In Memory of Jack and Ethel Keller
Home » News » Post-Crescent Article - March 25, 2009
   
J. J. Keller Foundation provides boost
Nonprofit efforts earn it honors from newspaper
   
By Cheryl Anderson • Post-Crescent staff writer
March 25, 2009
   

 

NEENAH — The J.J. Keller Foundation recently produced its first annual report. But unless you go online, you probably won’t see it.

“We’re not going to waste money printing it. It’s just not who we are,” said Mary Harp-Jirschele who became the foundation’s first full-time executive director in January 2008.

As a leader in philanthropic giving, the Keller Foundation — whose gifts to the community have totaled $21.2 million — is receiving special recognition from The Post-Crescent for making a difference to so many organizations in the Fox Valley.

The need to help people with basic necessities — such as food, shelter and clothing — has never been more critical. And it is the mission of the J.J. Keller Foundation.

Family patriarch John “Jack” Keller established the foundation in 1991 in celebration of wife Ethel’s 70th birthday. Ethel passed away in 2004, and Jack followed in 2007. The settlement of the Kellers’ personal estate, which was valued at more than $80 million at the time, was given to the foundation.

The influx of money required the board of directors to establish a more formalized structure, which began at the start of 2008 and necessitated the need for an executive director, an online grant application system and a gift-matching program for employees of J.J. Keller & Associates.

More than $15.7 million in funds had been distributed through the John J. and Ethel D. Keller Donor Advised Fund at the Community Foundation for the Fox Valley Region during the past 15 years. And since 1991, more than $5.58 million was gifted by the J.J. Keller Foundation.

But in 2008 alone, more than $3.5 million was distributed to the community through the two organizations.

Each of the five board members of the foundation last year also received an additional $100,000 to gift to whatever 501-C3 charities they designate. Foundation co-director Marne Keller-Krikava, for example, teamed up last year with Cathie Tierney, president and CEO of Community First Credit Union. Each of the women offered to match $30,000 in community giving and, in the end, $40,947 was contributed through a community challenge for the Women’s Financial Literacy Program.

Two years ago, the Keller Foundation partnered with the U.S. Oil Open Fund resulting in the Basic Needs Giving partnership, and last year matched grants totaling $750,000. The giving partnership, which yearly distributes more than $1 million to organizations fighting to resolve poverty issues in Green Bay and the Fox Cities, expanded to Oshkosh this year.

The foundation also joined forces with The P-C to help other donors make a tremendous difference in the lives of people in the Fox Valley, said Dan Flannery, executive editor of The P-C.

“The J.J. Keller Foundation has been a strong partner in many key ways.

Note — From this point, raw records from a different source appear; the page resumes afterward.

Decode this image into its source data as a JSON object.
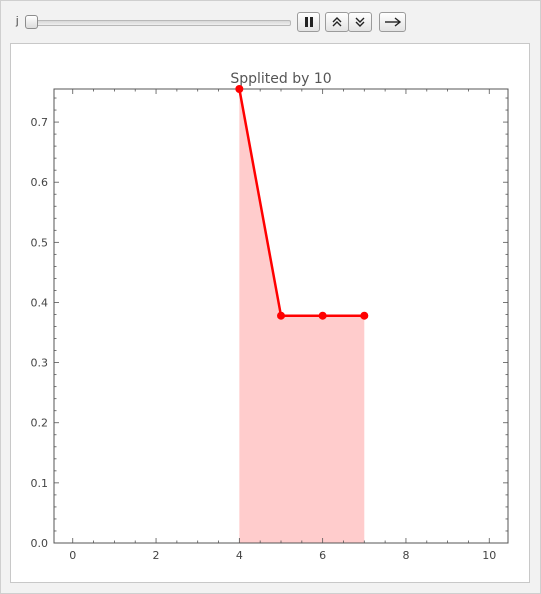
{
  "controls": {
    "slider_label": "j",
    "slider_value": 0,
    "pause_icon": "pause-icon",
    "faster_icon": "double-chevron-up-icon",
    "slower_icon": "double-chevron-down-icon",
    "direction_icon": "arrow-right-icon"
  },
  "chart_data": {
    "type": "line",
    "title": "Spplited by 10",
    "xlabel": "",
    "ylabel": "",
    "x": [
      4,
      5,
      6,
      7
    ],
    "series": [
      {
        "values": [
          0.755,
          0.378,
          0.378,
          0.378
        ],
        "color": "#ff0000",
        "fill": "#ffcccc"
      }
    ],
    "xlim": [
      -0.45,
      10.45
    ],
    "ylim": [
      0,
      0.755
    ],
    "xticks": [
      "0",
      "2",
      "4",
      "6",
      "8",
      "10"
    ],
    "yticks": [
      "0.0",
      "0.1",
      "0.2",
      "0.3",
      "0.4",
      "0.5",
      "0.6",
      "0.7"
    ],
    "grid": false,
    "legend": "none"
  }
}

Not only did they put our Do It campaign for the Community Emergency Prescription Drug Fund over the top last summer, but their matching grant for the Stock The Shelves campaign helped us set a donation record we never thought was possible.

“The Stock The Shelves campaign’s previous record was in 2007, when we collected $28,300 to help food pantries and programs around the Valley. A year later, thanks in large part to the Keller Foundation’s $35,000 matching grant, we collected more than $73,000, well more than double the previous year’s donations.”

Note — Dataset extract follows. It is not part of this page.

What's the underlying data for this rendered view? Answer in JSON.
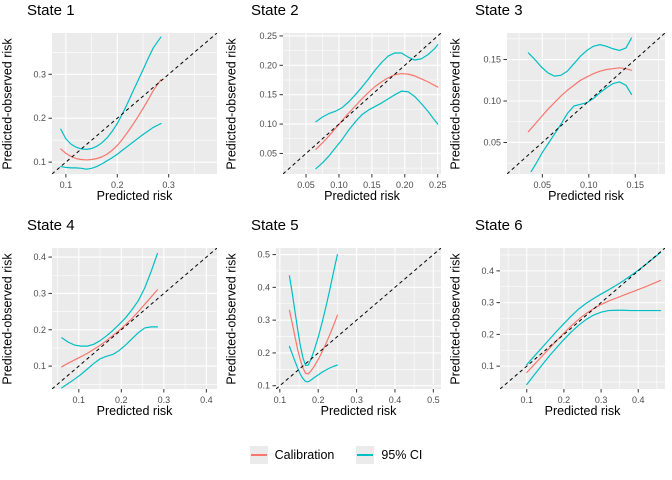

Although Appleton’s St. Joseph Food Program was among the food pantries receiving money from the campaign, it fell short of its year-end fundraising goal, and it was announced the distribution of milk and produce would be drastically cut. Again, the Keller Foundation stepped up to the plate.

“We said, ‘We’ll give you $25,000 check to St. Joe’s but we’ll challenge the community to give the other $25,000,’” Harp-Jirschele said. Within 48 hours, more than $100,000 was raised. “It’s that kind of philosophy that the family has that they’re going to give until there isn’t a need anymore.”

“We were exceptionally grateful for that because it kept us from having to cut our milk program,” said St. Joseph’s operations manager Monica Clare. “So it was help right when we needed it.”

Before 2008, Keller-Krikava ran the foundation with her grandmother, Ethel Keller. Harp-Jirschele was brought aboard to facilitate grant making, board relations, communications, publicity and community engagement, operations, governance and planning.

“The first day I started, Bob (Keller) said to me ‘I need my daughter’s head in J.J. Keller Associates, but she can keep her heart in the foundation.’ That’s a wonderful message to carry through,” said Harp-Jirschele who occupies Grandma Keller’s office.

Passing the $20 million mark wasn’t something the family set out to do, but rather the continuation of a tradition carried on in memory of Jack and Ethel Keller.

“We have made a significant impact on local nonprofits thanks to their vision and philanthropic philosophy,” said their son Robert Keller, president of the J.J. Keller Foundation board of directors, chairman and chief executive officer of J.J. Keller & Associates.